"Literal Translation"

By Nick Mamatas July 01, 2010

It's the first of the month, and like many people who live in college towns, I took advantage of the summertime to find a new and better apartment. I also got the chance to look through my books while packing and unpacking, and remembered something I wanted to share with you all.

The subject is dear to our heart—translating Japanese into English. Jay Rubin is probably one of the most important translators of Japanese in the United States. He's well-known as the translator of much of Haruki Murakami's work, and he also wrote a wonderful literary biography of the author called Haruki Murakmi and the Music of Words, which I highly recommend.
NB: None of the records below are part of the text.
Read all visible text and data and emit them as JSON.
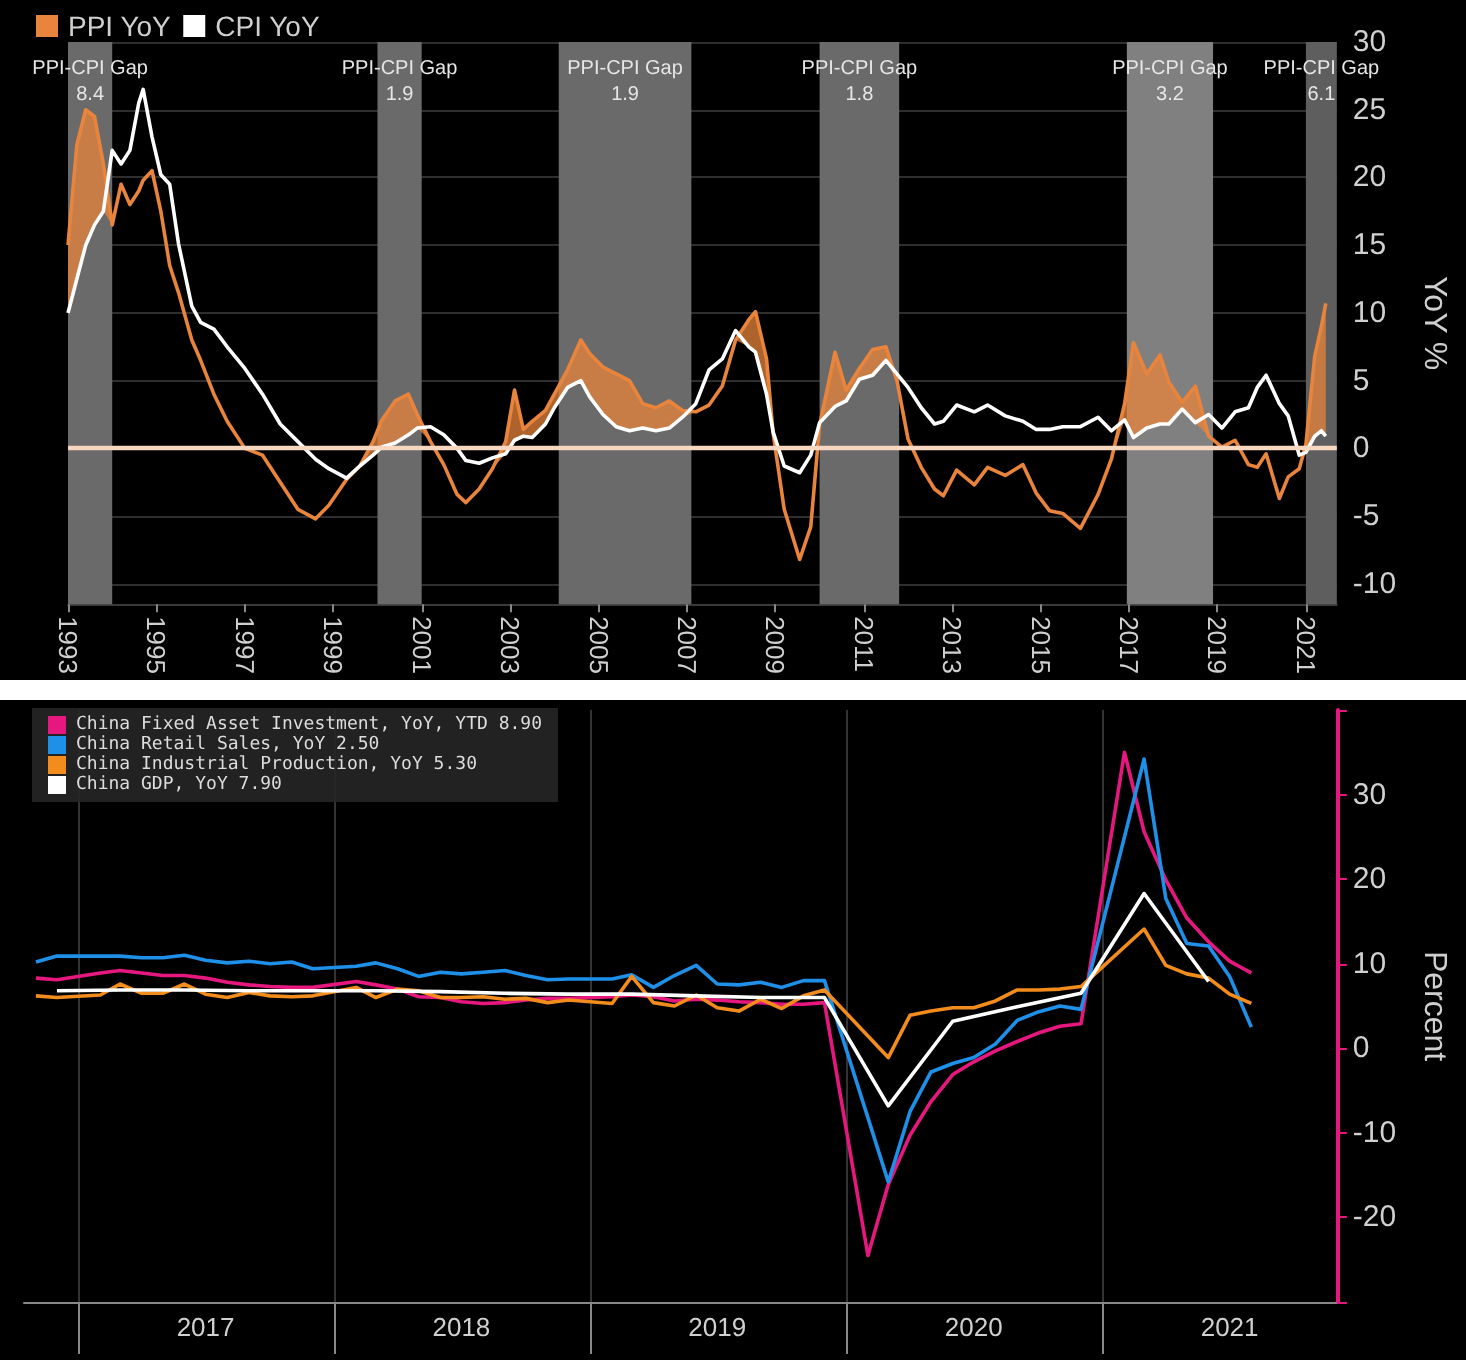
{
  "chart_data": [
    {
      "type": "line",
      "legend": "top left",
      "marker": "none",
      "grid": "y",
      "ylabel": "YoY %",
      "xlim": [
        1993,
        2021.7
      ],
      "xticks": [
        1993,
        1995,
        1997,
        1999,
        2001,
        2003,
        2005,
        2007,
        2009,
        2011,
        2013,
        2015,
        2017,
        2019,
        2021
      ],
      "ylim": [
        -11.5,
        30
      ],
      "yticks": [
        -10,
        -5,
        0,
        5,
        10,
        15,
        20,
        25,
        30
      ],
      "x": [
        1993.0,
        1993.2,
        1993.4,
        1993.6,
        1993.8,
        1994.0,
        1994.2,
        1994.4,
        1994.6,
        1994.7,
        1994.9,
        1995.1,
        1995.3,
        1995.5,
        1995.8,
        1996.0,
        1996.3,
        1996.6,
        1997.0,
        1997.4,
        1997.8,
        1998.2,
        1998.6,
        1998.9,
        1999.3,
        1999.6,
        1999.9,
        2000.1,
        2000.4,
        2000.7,
        2000.9,
        2001.2,
        2001.5,
        2001.8,
        2002.0,
        2002.3,
        2002.6,
        2002.9,
        2003.1,
        2003.3,
        2003.5,
        2003.8,
        2004.0,
        2004.3,
        2004.6,
        2004.8,
        2005.1,
        2005.4,
        2005.7,
        2006.0,
        2006.3,
        2006.6,
        2006.9,
        2007.2,
        2007.5,
        2007.8,
        2008.1,
        2008.4,
        2008.55,
        2008.8,
        2008.95,
        2009.2,
        2009.55,
        2009.8,
        2010.0,
        2010.35,
        2010.6,
        2010.9,
        2011.2,
        2011.5,
        2011.75,
        2012.0,
        2012.3,
        2012.6,
        2012.8,
        2013.1,
        2013.5,
        2013.8,
        2014.2,
        2014.6,
        2014.9,
        2015.2,
        2015.5,
        2015.9,
        2016.3,
        2016.6,
        2016.9,
        2017.1,
        2017.4,
        2017.7,
        2017.9,
        2018.2,
        2018.5,
        2018.8,
        2019.1,
        2019.4,
        2019.7,
        2019.9,
        2020.1,
        2020.4,
        2020.6,
        2020.85,
        2021.0,
        2021.2,
        2021.35,
        2021.45
      ],
      "series": [
        {
          "name": "PPI YoY",
          "color": "#e8843c",
          "values": [
            15.0,
            22.4,
            25.0,
            24.5,
            21.0,
            16.5,
            19.5,
            18.0,
            19.0,
            19.8,
            20.5,
            17.5,
            13.5,
            11.5,
            8.0,
            6.5,
            4.0,
            2.0,
            0.0,
            -0.5,
            -2.5,
            -4.5,
            -5.2,
            -4.2,
            -2.3,
            -1.3,
            0.5,
            2.1,
            3.5,
            4.0,
            2.5,
            0.5,
            -1.2,
            -3.4,
            -4.0,
            -3.0,
            -1.5,
            0.5,
            4.3,
            1.4,
            2.0,
            2.8,
            4.0,
            5.8,
            8.0,
            7.0,
            6.0,
            5.5,
            5.0,
            3.3,
            3.0,
            3.5,
            2.8,
            2.7,
            3.2,
            4.6,
            8.0,
            9.5,
            10.1,
            6.6,
            1.1,
            -4.5,
            -8.2,
            -5.8,
            1.7,
            7.1,
            4.3,
            5.9,
            7.3,
            7.5,
            5.0,
            0.7,
            -1.4,
            -3.0,
            -3.5,
            -1.6,
            -2.7,
            -1.4,
            -2.0,
            -1.2,
            -3.3,
            -4.6,
            -4.8,
            -5.9,
            -3.4,
            -0.8,
            3.3,
            7.8,
            5.5,
            6.9,
            4.9,
            3.4,
            4.6,
            0.9,
            0.1,
            0.6,
            -1.2,
            -1.4,
            -0.4,
            -3.7,
            -2.1,
            -1.5,
            0.3,
            6.8,
            9.0,
            10.7
          ],
          "lower": [
            10.0,
            12.5,
            15.0,
            16.5,
            17.5,
            16.5,
            19.5,
            18.0,
            19.0,
            19.8,
            20.5,
            17.5,
            13.5,
            11.5,
            8.0,
            6.5,
            4.0,
            2.0,
            0.0,
            -0.5,
            -2.5,
            -4.5,
            -5.2,
            -4.2,
            -2.3,
            -1.3,
            -0.5,
            0.1,
            0.4,
            1.0,
            1.5,
            0.5,
            -1.2,
            -3.4,
            -4.0,
            -3.0,
            -1.5,
            -0.4,
            0.6,
            0.9,
            0.8,
            1.8,
            3.0,
            4.5,
            5.0,
            3.8,
            2.5,
            1.6,
            1.3,
            1.5,
            1.3,
            1.5,
            2.3,
            2.7,
            3.2,
            4.6,
            8.0,
            7.5,
            7.1,
            4.0,
            1.1,
            -4.5,
            -8.2,
            -5.8,
            1.7,
            3.1,
            3.5,
            5.1,
            5.4,
            6.5,
            5.0,
            0.7,
            -1.4,
            -3.0,
            -3.5,
            -1.6,
            -2.7,
            -1.4,
            -2.0,
            -1.2,
            -3.3,
            -4.6,
            -4.8,
            -5.9,
            -3.4,
            -0.8,
            2.1,
            0.8,
            1.5,
            1.8,
            1.8,
            2.9,
            1.9,
            0.9,
            0.1,
            0.6,
            -1.2,
            -1.4,
            -0.4,
            -3.7,
            -2.1,
            -1.5,
            -0.3,
            0.9,
            1.3,
            0.9
          ],
          "upper": [
            15.0,
            22.4,
            25.0,
            24.5,
            21.0,
            16.5,
            19.5,
            18.0,
            19.0,
            19.8,
            20.5,
            17.5,
            13.5,
            11.5,
            8.0,
            6.5,
            4.0,
            2.0,
            0.0,
            -0.5,
            -2.5,
            -4.5,
            -5.2,
            -4.2,
            -2.3,
            -1.3,
            0.5,
            2.1,
            3.5,
            4.0,
            2.5,
            0.5,
            -1.2,
            -3.4,
            -4.0,
            -3.0,
            -1.5,
            0.5,
            4.3,
            1.4,
            2.0,
            2.8,
            4.0,
            5.8,
            8.0,
            7.0,
            6.0,
            5.5,
            5.0,
            3.3,
            3.0,
            3.5,
            2.8,
            2.7,
            3.2,
            4.6,
            8.0,
            9.5,
            10.1,
            6.6,
            1.1,
            -4.5,
            -8.2,
            -5.8,
            1.7,
            7.1,
            4.3,
            5.9,
            7.3,
            7.5,
            5.0,
            0.7,
            -1.4,
            -3.0,
            -3.5,
            -1.6,
            -2.7,
            -1.4,
            -2.0,
            -1.2,
            -3.3,
            -4.6,
            -4.8,
            -5.9,
            -3.4,
            -0.8,
            3.3,
            7.8,
            5.5,
            6.9,
            4.9,
            3.4,
            4.6,
            0.9,
            0.1,
            0.6,
            -1.2,
            -1.4,
            -0.4,
            -3.7,
            -2.1,
            -1.5,
            0.3,
            6.8,
            9.0,
            10.7
          ]
        },
        {
          "name": "CPI YoY",
          "color": "#ffffff",
          "values": [
            10.0,
            12.5,
            15.0,
            16.5,
            17.5,
            22.0,
            21.0,
            22.0,
            25.5,
            26.5,
            23.0,
            20.2,
            19.5,
            15.1,
            10.5,
            9.3,
            8.8,
            7.5,
            5.9,
            4.0,
            1.8,
            0.5,
            -0.8,
            -1.5,
            -2.2,
            -1.3,
            -0.5,
            0.1,
            0.4,
            1.0,
            1.5,
            1.6,
            1.0,
            0.0,
            -0.9,
            -1.1,
            -0.7,
            -0.4,
            0.6,
            0.9,
            0.8,
            1.8,
            3.0,
            4.5,
            5.0,
            3.8,
            2.5,
            1.6,
            1.3,
            1.5,
            1.3,
            1.5,
            2.3,
            3.3,
            5.8,
            6.6,
            8.7,
            7.5,
            7.1,
            4.0,
            1.2,
            -1.3,
            -1.8,
            -0.5,
            1.9,
            3.1,
            3.5,
            5.1,
            5.4,
            6.5,
            5.5,
            4.5,
            3.0,
            1.8,
            2.0,
            3.2,
            2.7,
            3.2,
            2.4,
            2.0,
            1.4,
            1.4,
            1.6,
            1.6,
            2.3,
            1.3,
            2.1,
            0.8,
            1.5,
            1.8,
            1.8,
            2.9,
            1.9,
            2.5,
            1.5,
            2.7,
            3.0,
            4.5,
            5.4,
            3.3,
            2.4,
            -0.5,
            -0.3,
            0.9,
            1.3,
            0.9
          ]
        }
      ],
      "bands": [
        {
          "axis": "x",
          "from": 1993.0,
          "to": 1994.0,
          "label": "PPI-CPI Gap\n8.4",
          "color": "#6a6a6a"
        },
        {
          "axis": "x",
          "from": 2000.0,
          "to": 2001.0,
          "label": "PPI-CPI Gap\n1.9",
          "color": "#6a6a6a"
        },
        {
          "axis": "x",
          "from": 2004.1,
          "to": 2007.1,
          "label": "PPI-CPI Gap\n1.9",
          "color": "#6a6a6a"
        },
        {
          "axis": "x",
          "from": 2010.0,
          "to": 2011.8,
          "label": "PPI-CPI Gap\n1.8",
          "color": "#6a6a6a"
        },
        {
          "axis": "x",
          "from": 2016.95,
          "to": 2018.9,
          "label": "PPI-CPI Gap\n3.2",
          "color": "#808080"
        },
        {
          "axis": "x",
          "from": 2021.0,
          "to": 2021.7,
          "label": "PPI-CPI Gap\n6.1",
          "color": "#5e5e5e"
        }
      ],
      "ref_lines": [
        {
          "axis": "y",
          "value": 0,
          "color": "#f8d6bf"
        }
      ]
    },
    {
      "type": "line",
      "legend": "top left",
      "marker": "none",
      "grid": "x",
      "ylabel": "Percent",
      "xlim": [
        "2016-10-15",
        "2021-12-01"
      ],
      "xticks": [
        {
          "value": "2017-01-01",
          "label": null
        },
        {
          "value": "2017-07-01",
          "label": "2017"
        },
        {
          "value": "2018-01-01",
          "label": null
        },
        {
          "value": "2018-07-01",
          "label": "2018"
        },
        {
          "value": "2019-01-01",
          "label": null
        },
        {
          "value": "2019-07-01",
          "label": "2019"
        },
        {
          "value": "2020-01-01",
          "label": null
        },
        {
          "value": "2020-07-01",
          "label": "2020"
        },
        {
          "value": "2021-01-01",
          "label": null
        },
        {
          "value": "2021-07-01",
          "label": "2021"
        }
      ],
      "ylim": [
        -30,
        40
      ],
      "yticks": [
        {
          "value": -30,
          "label": null
        },
        -20,
        -10,
        0,
        10,
        20,
        30,
        {
          "value": 40,
          "label": null
        }
      ],
      "series": [
        {
          "name": "China Fixed Asset Investment, YoY, YTD 8.90",
          "color": "#e6177f",
          "x": [
            "2016-11",
            "2016-12",
            "2017-02",
            "2017-03",
            "2017-04",
            "2017-05",
            "2017-06",
            "2017-07",
            "2017-08",
            "2017-09",
            "2017-10",
            "2017-11",
            "2017-12",
            "2018-02",
            "2018-03",
            "2018-04",
            "2018-05",
            "2018-06",
            "2018-07",
            "2018-08",
            "2018-09",
            "2018-10",
            "2018-11",
            "2018-12",
            "2019-02",
            "2019-03",
            "2019-04",
            "2019-05",
            "2019-06",
            "2019-07",
            "2019-08",
            "2019-09",
            "2019-10",
            "2019-11",
            "2019-12",
            "2020-02",
            "2020-03",
            "2020-04",
            "2020-05",
            "2020-06",
            "2020-07",
            "2020-08",
            "2020-09",
            "2020-10",
            "2020-11",
            "2020-12",
            "2021-02",
            "2021-03",
            "2021-04",
            "2021-05",
            "2021-06",
            "2021-07",
            "2021-08"
          ],
          "values": [
            8.3,
            8.1,
            8.9,
            9.2,
            8.9,
            8.6,
            8.6,
            8.3,
            7.8,
            7.5,
            7.3,
            7.2,
            7.2,
            7.9,
            7.5,
            7.0,
            6.1,
            6.0,
            5.5,
            5.3,
            5.4,
            5.7,
            5.9,
            5.9,
            6.1,
            6.3,
            6.1,
            5.6,
            5.8,
            5.7,
            5.5,
            5.4,
            5.2,
            5.2,
            5.4,
            -24.5,
            -16.1,
            -10.3,
            -6.3,
            -3.1,
            -1.6,
            -0.3,
            0.8,
            1.8,
            2.6,
            2.9,
            35.0,
            25.6,
            19.9,
            15.4,
            12.6,
            10.3,
            8.9
          ]
        },
        {
          "name": "China Retail Sales, YoY 2.50",
          "color": "#1e90e8",
          "x": [
            "2016-11",
            "2016-12",
            "2017-02",
            "2017-03",
            "2017-04",
            "2017-05",
            "2017-06",
            "2017-07",
            "2017-08",
            "2017-09",
            "2017-10",
            "2017-11",
            "2017-12",
            "2018-02",
            "2018-03",
            "2018-04",
            "2018-05",
            "2018-06",
            "2018-07",
            "2018-08",
            "2018-09",
            "2018-10",
            "2018-11",
            "2018-12",
            "2019-02",
            "2019-03",
            "2019-04",
            "2019-05",
            "2019-06",
            "2019-07",
            "2019-08",
            "2019-09",
            "2019-10",
            "2019-11",
            "2019-12",
            "2020-03",
            "2020-04",
            "2020-05",
            "2020-06",
            "2020-07",
            "2020-08",
            "2020-09",
            "2020-10",
            "2020-11",
            "2020-12",
            "2021-03",
            "2021-04",
            "2021-05",
            "2021-06",
            "2021-07",
            "2021-08"
          ],
          "values": [
            10.2,
            10.9,
            10.9,
            10.9,
            10.7,
            10.7,
            11.0,
            10.4,
            10.1,
            10.3,
            10.0,
            10.2,
            9.4,
            9.7,
            10.1,
            9.4,
            8.5,
            9.0,
            8.8,
            9.0,
            9.2,
            8.6,
            8.1,
            8.2,
            8.2,
            8.7,
            7.2,
            8.6,
            9.8,
            7.6,
            7.5,
            7.8,
            7.2,
            8.0,
            8.0,
            -15.8,
            -7.5,
            -2.8,
            -1.8,
            -1.1,
            0.5,
            3.3,
            4.3,
            5.0,
            4.6,
            34.2,
            17.7,
            12.4,
            12.1,
            8.5,
            2.5
          ]
        },
        {
          "name": "China Industrial Production, YoY 5.30",
          "color": "#f28c1c",
          "x": [
            "2016-11",
            "2016-12",
            "2017-02",
            "2017-03",
            "2017-04",
            "2017-05",
            "2017-06",
            "2017-07",
            "2017-08",
            "2017-09",
            "2017-10",
            "2017-11",
            "2017-12",
            "2018-02",
            "2018-03",
            "2018-04",
            "2018-05",
            "2018-06",
            "2018-07",
            "2018-08",
            "2018-09",
            "2018-10",
            "2018-11",
            "2018-12",
            "2019-02",
            "2019-03",
            "2019-04",
            "2019-05",
            "2019-06",
            "2019-07",
            "2019-08",
            "2019-09",
            "2019-10",
            "2019-11",
            "2019-12",
            "2020-03",
            "2020-04",
            "2020-05",
            "2020-06",
            "2020-07",
            "2020-08",
            "2020-09",
            "2020-10",
            "2020-11",
            "2020-12",
            "2021-03",
            "2021-04",
            "2021-05",
            "2021-06",
            "2021-07",
            "2021-08"
          ],
          "values": [
            6.2,
            6.0,
            6.3,
            7.6,
            6.5,
            6.5,
            7.6,
            6.4,
            6.0,
            6.6,
            6.2,
            6.1,
            6.2,
            7.2,
            6.0,
            7.0,
            6.8,
            6.0,
            6.0,
            6.1,
            5.8,
            5.9,
            5.4,
            5.7,
            5.3,
            8.5,
            5.4,
            5.0,
            6.3,
            4.8,
            4.4,
            5.8,
            4.7,
            6.2,
            6.9,
            -1.1,
            3.9,
            4.4,
            4.8,
            4.8,
            5.6,
            6.9,
            6.9,
            7.0,
            7.3,
            14.1,
            9.8,
            8.8,
            8.3,
            6.4,
            5.3
          ]
        },
        {
          "name": "China GDP, YoY 7.90",
          "color": "#ffffff",
          "x": [
            "2016-12",
            "2017-03",
            "2017-06",
            "2017-09",
            "2017-12",
            "2018-03",
            "2018-06",
            "2018-09",
            "2018-12",
            "2019-03",
            "2019-06",
            "2019-09",
            "2019-12",
            "2020-03",
            "2020-06",
            "2020-09",
            "2020-12",
            "2021-03",
            "2021-06"
          ],
          "values": [
            6.8,
            6.9,
            6.9,
            6.8,
            6.8,
            6.8,
            6.7,
            6.5,
            6.4,
            6.4,
            6.2,
            6.0,
            6.0,
            -6.8,
            3.2,
            4.9,
            6.5,
            18.3,
            7.9
          ]
        }
      ]
    }
  ]
}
In one of the appendices, he talks about the challenge of translating Japanese, and offers up two sample translations of a paragraph in the Murakami short story "The 1963/1982 Girl from Ipanema." He notes that while one version is awkward and the other smooth, both are linguistically equidistant from the original Japanese. The awkward version just has an "illusion of literalness" simply because it isn't as good.

Then Rubin offers up a real literal translation of the same paragraph. English loan words are in italics. I'm keying this in from the UK edition, thus the alternative spellings of the words "color" and "meter."


Literal:

High school's corridor say-if, combination salad think-up. Lettuce and tomato and cucumber and green pepper and asparagus, ring-cut bulb onion, and pink-colour's Thousand Island dressing. No argument high school corridor's hit-end in salad specialty shop exists meaning is-not. High school corridor's hit-end in, door existing, door's outside in, too-much flash-do-not 25 metre pool exists only is.

Can you manage to come up with a coherent paragraph from that raw material? I sure couldn't. Here's one of the translations Rubin offers—the more literary one.



Published:
When I think of my high school's corridor, I think of combination salads: lettuce, tomatoes, cucumbers, green peppers, asparagus, onion rings, and pink Thousand Islands dressing. Not that there was a salad shop at the end of the corridor. No, there was just a door, and beyond the door a drab 25-metre pool.


Translation is hard work, folks. Don't try it at home!